Step 5: Avoid Common Mistakes
Many financial services submissions fall short because of avoidable errors:
- Too Much Jargon: Judges may not be experts in Basel III or IFRS details. Simplify technical language.
- Vague Claims: “We improved service” is weak; “We cut service times by 70%” is strong.
- Leadership-Centric Narratives: Recognition is about work, not just executives. Highlight teams and results.
- Lack of Evidence: Claims must be supported with data, testimonials, or reports.
Strong submissions balance clarity, evidence, and customer impact.
Step 6: Collaborate Across Departments
Award submissions often require input from multiple teams:
- IT for system performance data.
- Operations for process improvements.
- Compliance for regulatory metrics.
- Marketing/communications for customer surveys.
- Finance for cost savings or revenue growth data.
Assign a coordinator to gather inputs and ensure consistency.
Step 7: Prepare Supporting Materials
Globee Awards allow attachments that strengthen submissions, such as:
- Screenshots of dashboards or platforms.
- Internal reports or metrics summaries.
- Testimonials or customer feedback forms.
- Media coverage highlighting achievements.
Keep these concise and directly relevant. Too many attachments dilute the impact.

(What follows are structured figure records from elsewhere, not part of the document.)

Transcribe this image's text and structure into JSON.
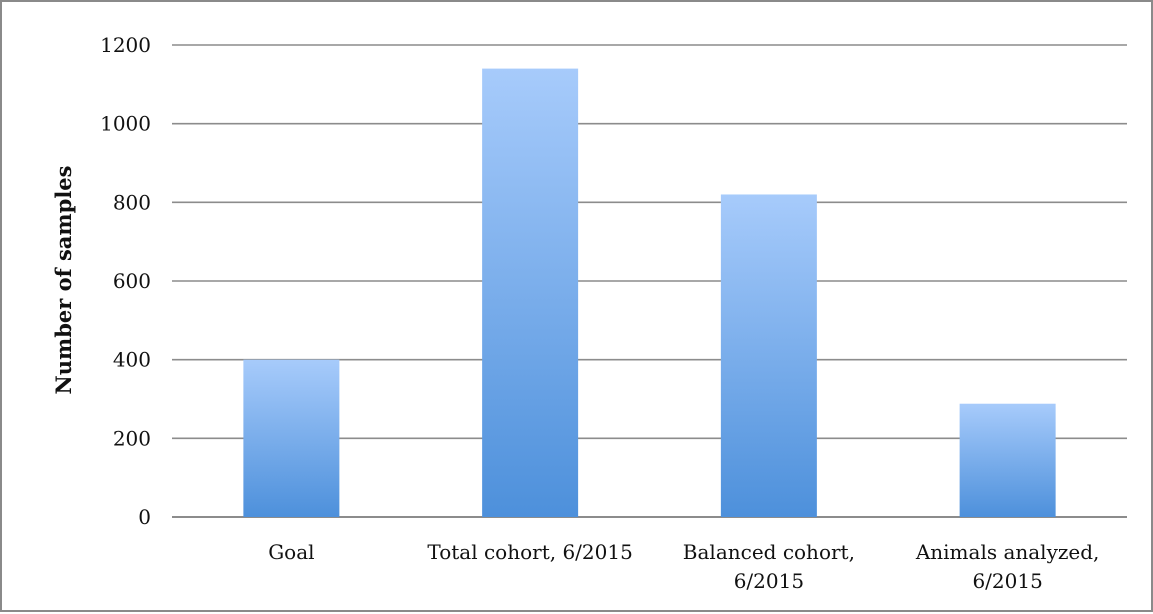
{
  "chart_data": {
    "type": "bar",
    "title": "",
    "xlabel": "",
    "ylabel": "Number of samples",
    "ylim": [
      0,
      1200
    ],
    "yticks": [
      0,
      200,
      400,
      600,
      800,
      1000,
      1200
    ],
    "grid": true,
    "categories": [
      [
        "Goal"
      ],
      [
        "Total cohort, 6/2015"
      ],
      [
        "Balanced cohort,",
        "6/2015"
      ],
      [
        "Animals analyzed,",
        "6/2015"
      ]
    ],
    "values": [
      400,
      1140,
      820,
      288
    ],
    "colors": {
      "bar_top": "#a7cbfb",
      "bar_bottom": "#4d90db",
      "grid": "#8c8c8c"
    }
  }
}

Step 8: Submit Before Deadlines
Like financial reporting, timeliness matters. Missing a deadline means missing recognition opportunities for the year. Create an internal timeline:
- Week 1: Identify projects.
- Week 2–3: Gather data and testimonials.
- Week 4: Draft and review submission.
- Week 5: Finalize and submit.
Submitting early allows time to fix errors or add details.
Step 9: Celebrate Recognition Internally and Externally
Winning an award is just the beginning. Firms should:
- Celebrate Internally: Share the news with employees via newsletters, intranet, or events.
- Highlight Externally: Issue press releases, update websites, post on social media.
- Showcase to Clients: Mention recognitions in proposals, reports, and presentations.
- Frame for Investors: Awards provide independent validation to strengthen investor confidence.
Recognition works best when it is shared broadly and used strategically.
Step 10: Build a Recognition Roadmap
Awards should not be a one-off activity. Firms should:
- Track Achievements Year-Round: Keep a running list of potential submissions.
- Create a Recognition Committee: Assign responsibility for identifying projects and drafting entries.
- Align With Strategy: Submit projects that reflect the firm’s goals (e.g., digital growth, risk reduction, customer trust).
- Benchmark Against Peers: Use awards to see how your results compare to competitors.
- Repeat Annually: Make recognition part of the culture.
Why Globee Awards Are the Right Platform
For financial services firms, the Globee Awards stand out because they:
- Cover categories across innovation, operations, compliance, digital, and customer service.
- Recognize individuals, teams, firms, and products.
- Are data-driven and neutral, ensuring fair evaluation.
- Provide publicly verifiable recognition, creating lasting credibility.
- Accept entries from both large global banks and agile fintech startups.
In a trust-based industry, this transparency and independence are essential.
Final Thoughts
Applying for Globee Awards is not just about chasing trophies—it is about building a culture of measurable excellence and public credibility.
By identifying the right achievements, collecting strong evidence, and framing submissions around outcomes and impact, financial services professionals and firms can confidently participate. The benefits go far beyond recognition: motivated employees, stronger reputations, more loyal clients, and increased investor confidence.
In a sector where trust is everything, Globee Awards offer the ultimate validation. They transform achievements into publicly verifiable recognitions that strengthen credibility and inspire future innovation.